The challenge for the CIO -- just as it is for the manager of financial assets -- is in maintaining a balance among the asset types, most of which have very different yield profiles. Spend too much on core automation efforts and you won't be competitive in emerging areas. Ignore "infrastructure" and your operational costs will increase as changes in technology drive new cost-effectiveness opportunities that you can't take advantage of. Ignore the basics in order to do only innovation-driven projects, and core capabilities suffer. Getting the balance right isn't easy or obvious, but it is critically important.

Most CIOs opt for an IT version of "efficient-market theory," in part because they have limited discretionary investment capital these days. As a result, most IT portfolios look pretty much the same, making truly differentiated technology capabilities quite rare.

Add in the fact that most portfolios also have low "turnover" -- new systems tend to be added to older systems rather than replacing them -- and corporate IT takes on a "mature" (and complex) look. In financial investment terms the portfolio looks like a risk-averse, infrequently rebalanced 401K.

Let's look at how the three "beat the market" tools -- concentration, turnover and leverage -- might apply to managing an IT portfolio.

Concentration

In most big IT shops, there is still more diversity of technology and platform components than there needs to be. Simplification, standardization, and consolidation have had a big impact, but a lot more could still be done.

CIOs don't like to be too dependent on a single supplier (they fear "lock-in" and a lack of pricing leverage), while bemoaning the cost of integration and support across multiple products and platforms. A more concentrated strategy does have risks (supplier viability among them), but a simpler, more standardized approach also lets you use our second tool -- turnover -- more effectively.

Turnover

Turnover affects the IT organization in two ways:
  • Shorter life-cycle stages gets you to the available benefits of new technology sooner, and allows you to change course (if and when you need to) more frequently -- frequent, small course adjustments are much better from an investment optimization point of view than large, infrequent course changes.

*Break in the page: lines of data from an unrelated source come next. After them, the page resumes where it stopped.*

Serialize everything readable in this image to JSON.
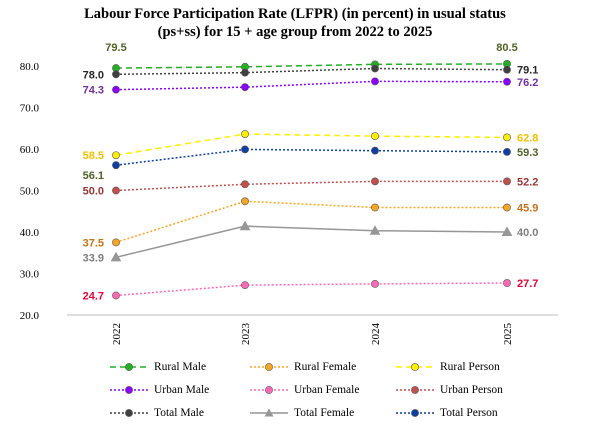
{
  "chart_data": {
    "type": "line",
    "title": "Labour Force Participation Rate (LFPR) (in percent)  in usual status",
    "subtitle": "(ps+ss) for 15 + age group from 2022 to 2025",
    "categories": [
      "2022",
      "2023",
      "2024",
      "2025"
    ],
    "ylim": [
      20,
      80
    ],
    "yticks": [
      "20.0",
      "30.0",
      "40.0",
      "50.0",
      "60.0",
      "70.0",
      "80.0"
    ],
    "grid": false,
    "legend_position": "bottom",
    "series": [
      {
        "name": "Rural Male",
        "values": [
          79.5,
          79.8,
          80.4,
          80.5
        ],
        "labels": [
          "79.5",
          "",
          "",
          "80.5"
        ],
        "color": "#22b022",
        "label_color": "#4f6228",
        "dash": "6,4",
        "marker": "circle"
      },
      {
        "name": "Rural Female",
        "values": [
          37.5,
          47.4,
          45.9,
          45.9
        ],
        "labels": [
          "37.5",
          "",
          "",
          "45.9"
        ],
        "color": "#f5a623",
        "label_color": "#c0721a",
        "dash": "2,2",
        "marker": "circle"
      },
      {
        "name": "Rural Person",
        "values": [
          58.5,
          63.6,
          63.1,
          62.8
        ],
        "labels": [
          "58.5",
          "",
          "",
          "62.8"
        ],
        "color": "#ffee00",
        "label_color": "#f0c000",
        "dash": "6,4",
        "marker": "circle"
      },
      {
        "name": "Urban Male",
        "values": [
          74.3,
          74.9,
          76.3,
          76.2
        ],
        "labels": [
          "74.3",
          "",
          "",
          "76.2"
        ],
        "color": "#8b00ff",
        "label_color": "#7030a0",
        "dash": "2,2",
        "marker": "circle"
      },
      {
        "name": "Urban Female",
        "values": [
          24.7,
          27.2,
          27.5,
          27.7
        ],
        "labels": [
          "24.7",
          "",
          "",
          "27.7"
        ],
        "color": "#ff69b4",
        "label_color": "#e0003a",
        "dash": "2,2",
        "marker": "circle"
      },
      {
        "name": "Urban Person",
        "values": [
          50.0,
          51.5,
          52.2,
          52.2
        ],
        "labels": [
          "50.0",
          "",
          "",
          "52.2"
        ],
        "color": "#c0504d",
        "label_color": "#953735",
        "dash": "2,2",
        "marker": "circle"
      },
      {
        "name": "Total Male",
        "values": [
          78.0,
          78.4,
          79.4,
          79.1
        ],
        "labels": [
          "78.0",
          "",
          "",
          "79.1"
        ],
        "color": "#404040",
        "label_color": "#262626",
        "dash": "2,2",
        "marker": "circle"
      },
      {
        "name": "Total Female",
        "values": [
          33.9,
          41.4,
          40.3,
          40.0
        ],
        "labels": [
          "33.9",
          "",
          "",
          "40.0"
        ],
        "color": "#969696",
        "label_color": "#7f7f7f",
        "dash": "",
        "marker": "triangle"
      },
      {
        "name": "Total Person",
        "values": [
          56.1,
          59.9,
          59.6,
          59.3
        ],
        "labels": [
          "56.1",
          "",
          "",
          "59.3"
        ],
        "color": "#0f3fa0",
        "label_color": "#4f6228",
        "dash": "2,2",
        "marker": "circle"
      }
    ]
  }
}
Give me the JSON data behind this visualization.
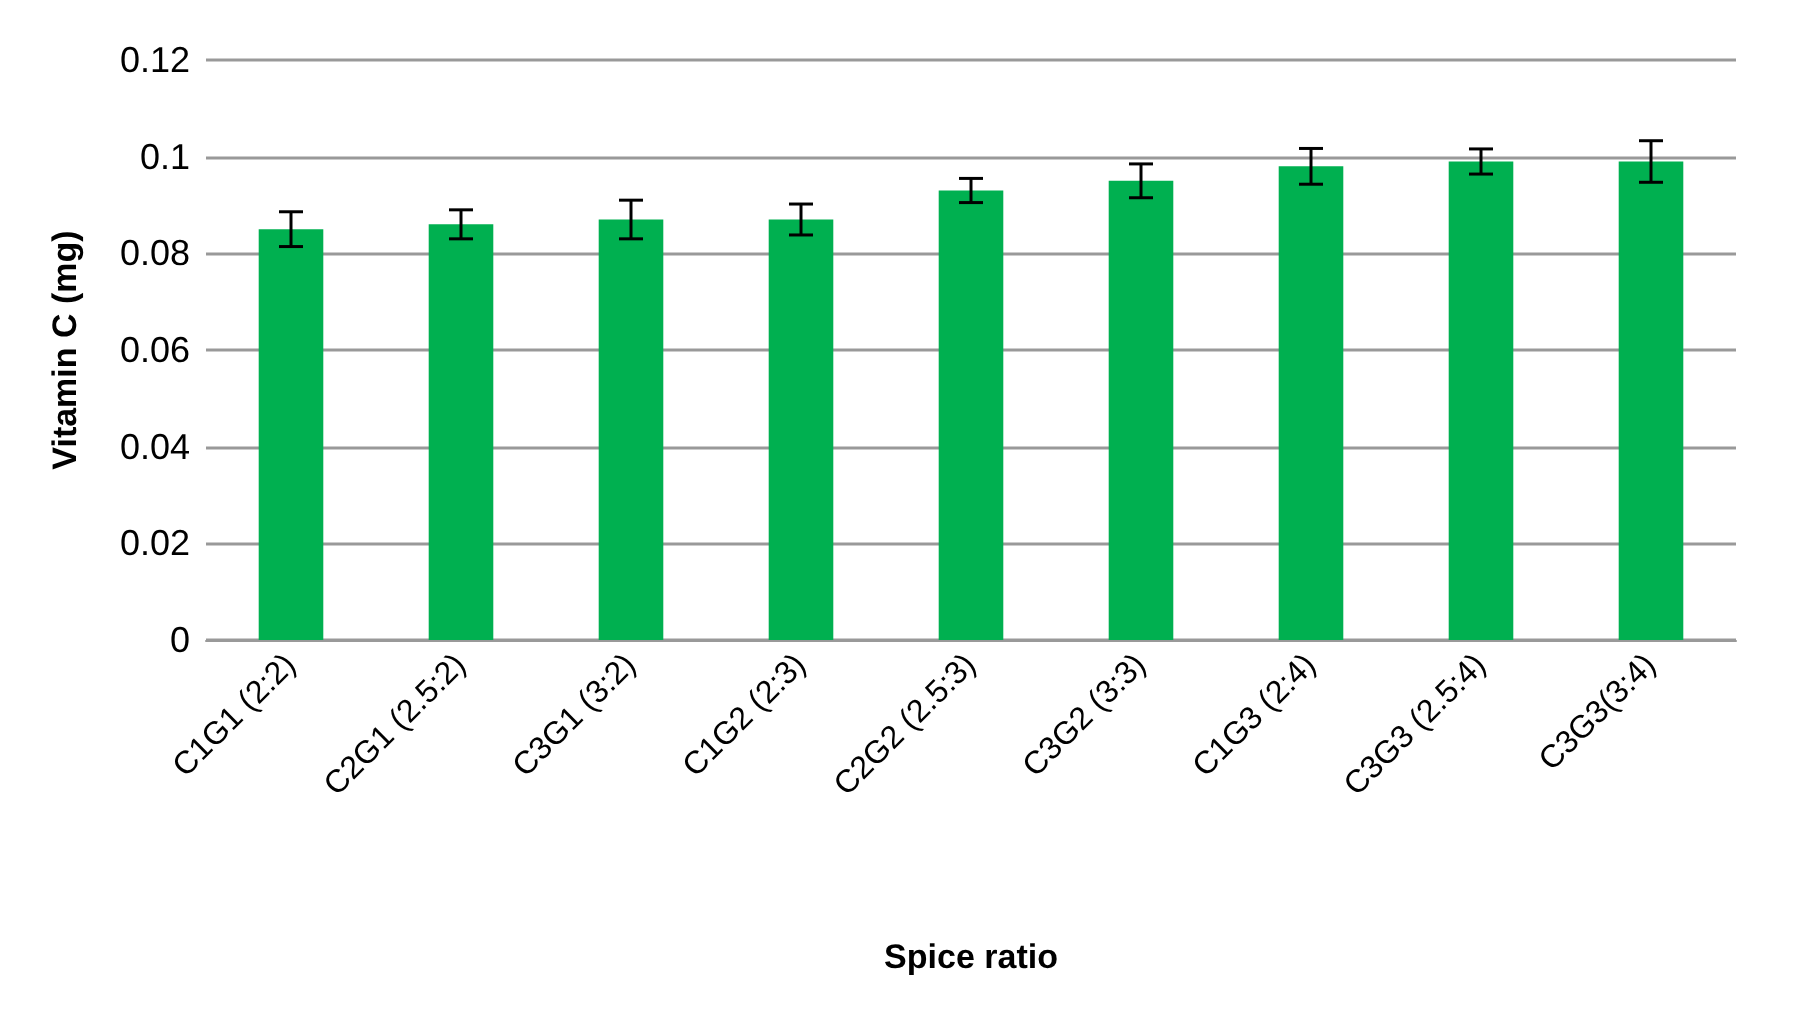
{
  "chart_data": {
    "type": "bar",
    "xlabel": "Spice ratio",
    "ylabel": "Vitamin C (mg)",
    "categories": [
      "C1G1 (2:2)",
      "C2G1 (2.5:2)",
      "C3G1 (3:2)",
      "C1G2 (2:3)",
      "C2G2 (2.5:3)",
      "C3G2 (3:3)",
      "C1G3 (2:4)",
      "C3G3 (2.5:4)",
      "C3G3(3:4)"
    ],
    "values": [
      0.085,
      0.086,
      0.087,
      0.087,
      0.093,
      0.095,
      0.098,
      0.099,
      0.099
    ],
    "errors": [
      0.0036,
      0.003,
      0.004,
      0.0032,
      0.0025,
      0.0035,
      0.0037,
      0.0026,
      0.0043
    ],
    "color": "#00b050",
    "ylim": [
      0,
      0.12
    ],
    "yticks": [
      0,
      0.02,
      0.04,
      0.06,
      0.08,
      0.1,
      0.12
    ],
    "grid": "y"
  }
}
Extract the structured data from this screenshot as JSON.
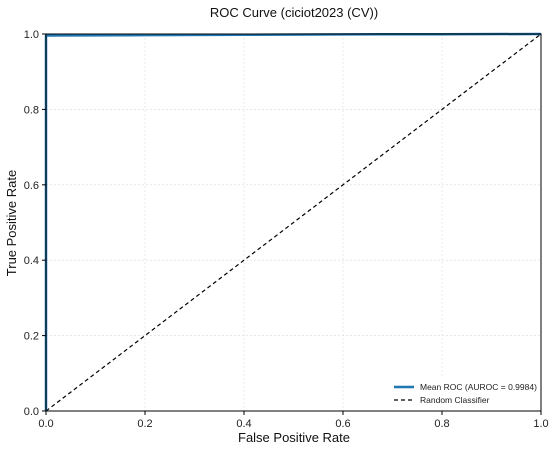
{
  "chart_data": {
    "type": "line",
    "title": "ROC Curve (ciciot2023 (CV))",
    "xlabel": "False Positive Rate",
    "ylabel": "True Positive Rate",
    "xlim": [
      0.0,
      1.0
    ],
    "ylim": [
      0.0,
      1.0
    ],
    "x_ticks": [
      "0.0",
      "0.2",
      "0.4",
      "0.6",
      "0.8",
      "1.0"
    ],
    "y_ticks": [
      "0.0",
      "0.2",
      "0.4",
      "0.6",
      "0.8",
      "1.0"
    ],
    "grid": true,
    "legend_position": "bottom-right",
    "series": [
      {
        "name": "Mean ROC (AUROC = 0.9984)",
        "color": "#1f77b4",
        "style": "solid",
        "x": [
          0.0,
          0.0,
          0.2,
          0.4,
          0.6,
          0.8,
          1.0
        ],
        "y": [
          0.0,
          0.996,
          0.997,
          0.998,
          0.999,
          0.9995,
          1.0
        ]
      },
      {
        "name": "Random Classifier",
        "color": "#000000",
        "style": "dashed",
        "x": [
          0.0,
          1.0
        ],
        "y": [
          0.0,
          1.0
        ]
      }
    ]
  }
}
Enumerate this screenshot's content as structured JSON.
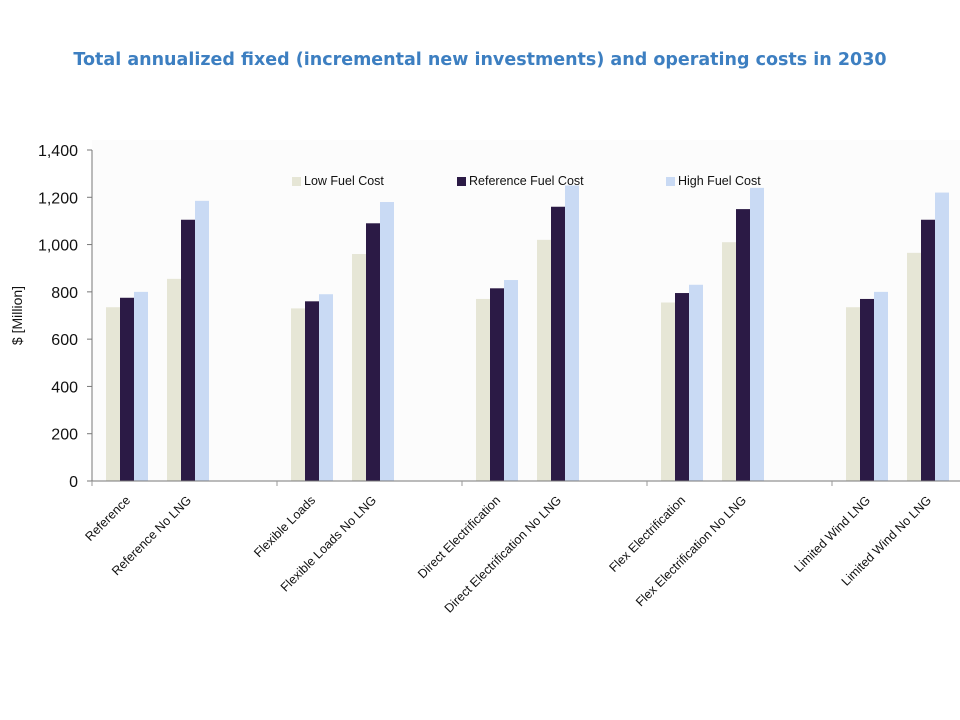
{
  "title": "Total annualized fixed (incremental new investments) and operating costs in 2030",
  "chart_data": {
    "type": "bar",
    "title": "Total annualized fixed (incremental new investments) and operating costs in 2030",
    "xlabel": "",
    "ylabel": "$ [Million]",
    "ylim": [
      0,
      1400
    ],
    "yticks": [
      0,
      200,
      400,
      600,
      800,
      1000,
      1200,
      1400
    ],
    "ytick_labels": [
      "0",
      "200",
      "400",
      "600",
      "800",
      "1,000",
      "1,200",
      "1,400"
    ],
    "grid": false,
    "legend_position": "top",
    "categories": [
      "Reference",
      "Reference No LNG",
      "Flexible Loads",
      "Flexible Loads No LNG",
      "Direct Electrification",
      "Direct Electrification No LNG",
      "Flex Electrification",
      "Flex Electrification No LNG",
      "Limited Wind LNG",
      "Limited Wind No LNG"
    ],
    "series": [
      {
        "name": "Low Fuel Cost",
        "color": "#e6e6d6",
        "values": [
          735,
          855,
          730,
          960,
          770,
          1020,
          755,
          1010,
          735,
          965
        ]
      },
      {
        "name": "Reference Fuel Cost",
        "color": "#2b1a45",
        "values": [
          775,
          1105,
          760,
          1090,
          815,
          1160,
          795,
          1150,
          770,
          1105
        ]
      },
      {
        "name": "High Fuel Cost",
        "color": "#c9daf4",
        "values": [
          800,
          1185,
          790,
          1180,
          850,
          1250,
          830,
          1240,
          800,
          1220
        ]
      }
    ]
  }
}
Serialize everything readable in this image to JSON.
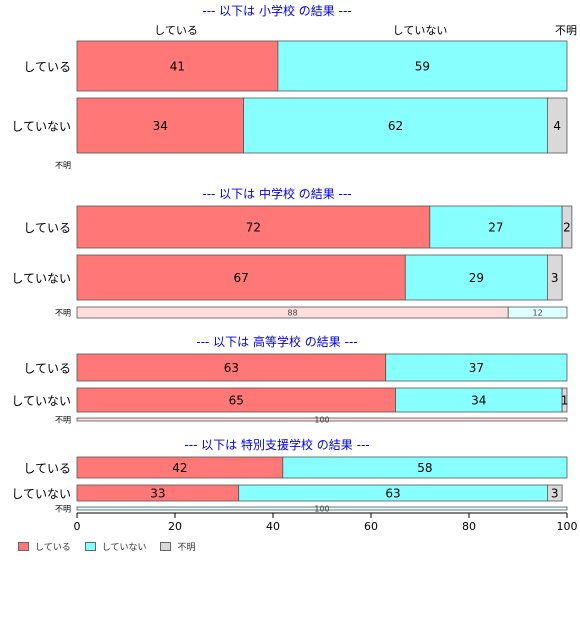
{
  "chart_data": {
    "type": "bar",
    "orientation": "horizontal",
    "stacked": true,
    "percent": true,
    "xlim": [
      0,
      100
    ],
    "xticks": [
      0,
      20,
      40,
      60,
      80,
      100
    ],
    "top_column_labels": [
      "している",
      "していない",
      "不明"
    ],
    "colors": {
      "している": "#ff7777",
      "していない": "#88ffff",
      "不明": "#d9d9d9"
    },
    "legend": {
      "position": "bottom-left",
      "entries": [
        "している",
        "していない",
        "不明"
      ]
    },
    "panels": [
      {
        "title": "--- 以下は 小学校 の結果 ---",
        "rows": [
          {
            "label": "している",
            "values": [
              41,
              59,
              0
            ]
          },
          {
            "label": "していない",
            "values": [
              34,
              62,
              4
            ]
          },
          {
            "label": "不明",
            "values": [
              0,
              0,
              0
            ],
            "pale": true
          }
        ]
      },
      {
        "title": "--- 以下は 中学校 の結果 ---",
        "rows": [
          {
            "label": "している",
            "values": [
              72,
              27,
              2
            ]
          },
          {
            "label": "していない",
            "values": [
              67,
              29,
              3
            ]
          },
          {
            "label": "不明",
            "values": [
              88,
              12,
              0
            ],
            "pale": true
          }
        ]
      },
      {
        "title": "--- 以下は 高等学校 の結果 ---",
        "rows": [
          {
            "label": "している",
            "values": [
              63,
              37,
              0
            ]
          },
          {
            "label": "していない",
            "values": [
              65,
              34,
              1
            ]
          },
          {
            "label": "不明",
            "values": [
              100,
              0,
              0
            ],
            "pale": true
          }
        ]
      },
      {
        "title": "--- 以下は 特別支援学校 の結果 ---",
        "rows": [
          {
            "label": "している",
            "values": [
              42,
              58,
              0
            ]
          },
          {
            "label": "していない",
            "values": [
              33,
              63,
              3
            ]
          },
          {
            "label": "不明",
            "values": [
              0,
              100,
              0
            ],
            "pale": true,
            "label_override": "100"
          }
        ]
      }
    ]
  }
}
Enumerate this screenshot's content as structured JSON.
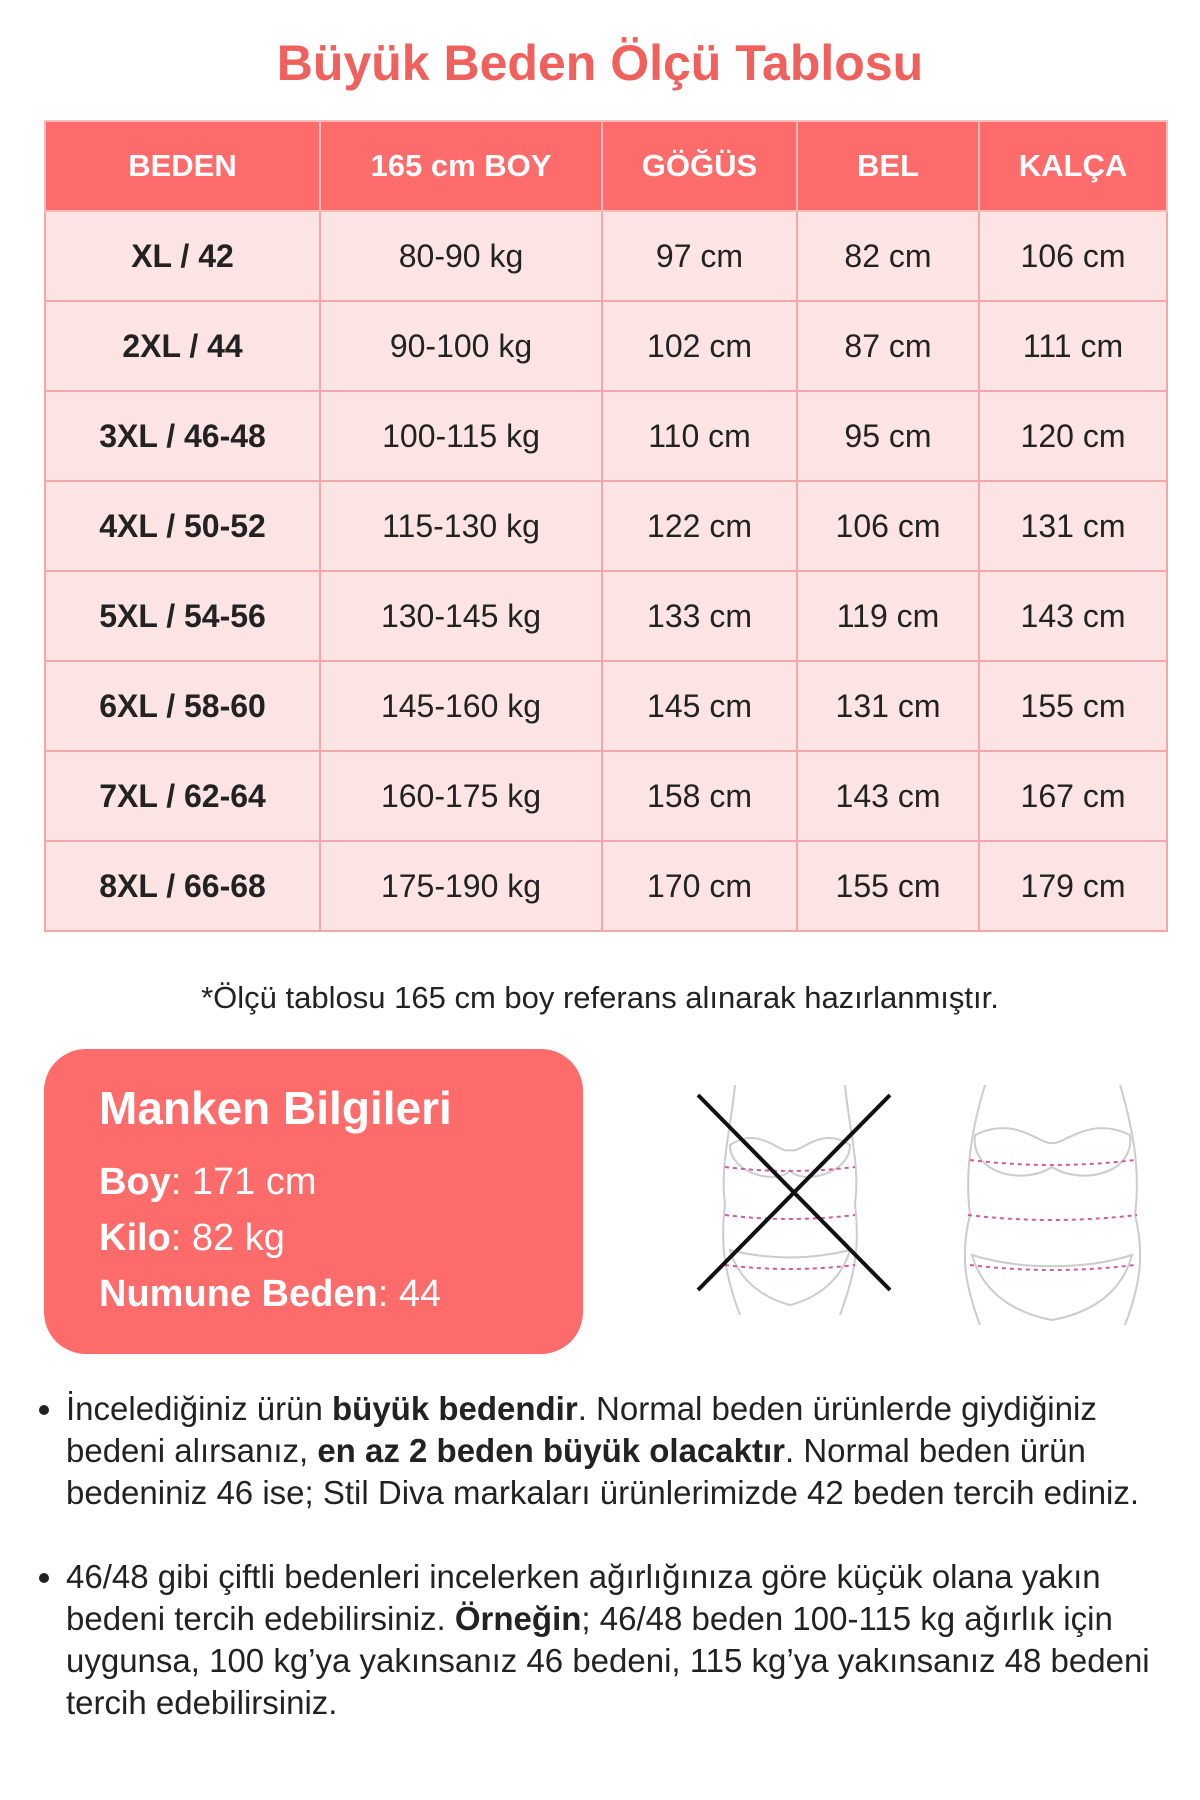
{
  "title": "Büyük Beden Ölçü Tablosu",
  "table": {
    "header": [
      "BEDEN",
      "165 cm BOY",
      "GÖĞÜS",
      "BEL",
      "KALÇA"
    ],
    "rows": [
      [
        "XL / 42",
        "80-90 kg",
        "97 cm",
        "82 cm",
        "106 cm"
      ],
      [
        "2XL / 44",
        "90-100 kg",
        "102 cm",
        "87 cm",
        "111 cm"
      ],
      [
        "3XL / 46-48",
        "100-115 kg",
        "110 cm",
        "95 cm",
        "120 cm"
      ],
      [
        "4XL / 50-52",
        "115-130 kg",
        "122 cm",
        "106 cm",
        "131 cm"
      ],
      [
        "5XL / 54-56",
        "130-145 kg",
        "133 cm",
        "119 cm",
        "143 cm"
      ],
      [
        "6XL / 58-60",
        "145-160 kg",
        "145 cm",
        "131 cm",
        "155 cm"
      ],
      [
        "7XL / 62-64",
        "160-175 kg",
        "158 cm",
        "143 cm",
        "167 cm"
      ],
      [
        "8XL / 66-68",
        "175-190 kg",
        "170 cm",
        "155 cm",
        "179 cm"
      ]
    ]
  },
  "note": "*Ölçü tablosu 165 cm boy referans alınarak hazırlanmıştır.",
  "model": {
    "title": "Manken Bilgileri",
    "items": [
      [
        {
          "text": "Boy",
          "bold": true
        },
        {
          "text": ": 171 cm",
          "bold": false
        }
      ],
      [
        {
          "text": "Kilo",
          "bold": true
        },
        {
          "text": ": 82 kg",
          "bold": false
        }
      ],
      [
        {
          "text": "Numune Beden",
          "bold": true
        },
        {
          "text": ": 44",
          "bold": false
        }
      ]
    ]
  },
  "bullets": [
    [
      {
        "text": "İncelediğiniz ürün ",
        "bold": false
      },
      {
        "text": "büyük bedendir",
        "bold": true
      },
      {
        "text": ". Normal beden ürünlerde giydiğiniz bedeni alırsanız, ",
        "bold": false
      },
      {
        "text": "en az 2 beden büyük olacaktır",
        "bold": true
      },
      {
        "text": ". Normal beden ürün bedeniniz 46 ise; Stil Diva markaları ürünlerimizde 42 beden tercih ediniz.",
        "bold": false
      }
    ],
    [
      {
        "text": "46/48 gibi çiftli bedenleri incelerken ağırlığınıza göre küçük olana yakın bedeni tercih edebilirsiniz. ",
        "bold": false
      },
      {
        "text": "Örneğin",
        "bold": true
      },
      {
        "text": "; 46/48 beden 100-115 kg ağırlık için uygunsa, 100 kg’ya yakınsanız 46 bedeni, 115 kg’ya yakınsanız 48 bedeni tercih edebilirsiniz.",
        "bold": false
      }
    ]
  ]
}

  • Shorter life cycles requires a shift from an ROI model based on costs to one based on returns. In essence, you can choose between increasing ROI by decreasing the cost for a given level of return, or by increasing the return for a given level of cost. This might seem a minor distinction, but in practice very different investment strategies (and mind-sets) are required to make the different approaches work. IP telephony is a good example. Once you have gained the cost savings from switching, your attention should be focused on all the other (information-powered) applications that you can base on the new IP telephony devices and capabilities.

Leverage

Leverage means using "borrowed" capital to make investments so bets can be bigger. We've already noted that CIOs use business units' capital for investments in technology. Yet, capital from one set of users can create capabilities that benefit others, such as common infrastructure investments.

It's tough to know whether to spend $20 million on one large project, $2 million on ten small projects, or something in between. This is another aspect of balancing the portfolio: You want a mix of:
  • moderate risk but certain yields
  • high risk but less-certain yields
Not all the projects bearing higher risks will come out right, but the mix, if managed correctly, will give you the aggregate yield you need. And you don't want anything that has a low and certain yield -- unless you have no choice. Most of all, you don't want guaranteed losers -- and it's amazing how many portfolios actually contain a few.

If you accept the mixed-portfolio notion, you'll have to periodically dump investments that don't meet your yield criteria and replace them with ones that do. That means killing projects or platforms that don't work out, and that's always hard to do in IT.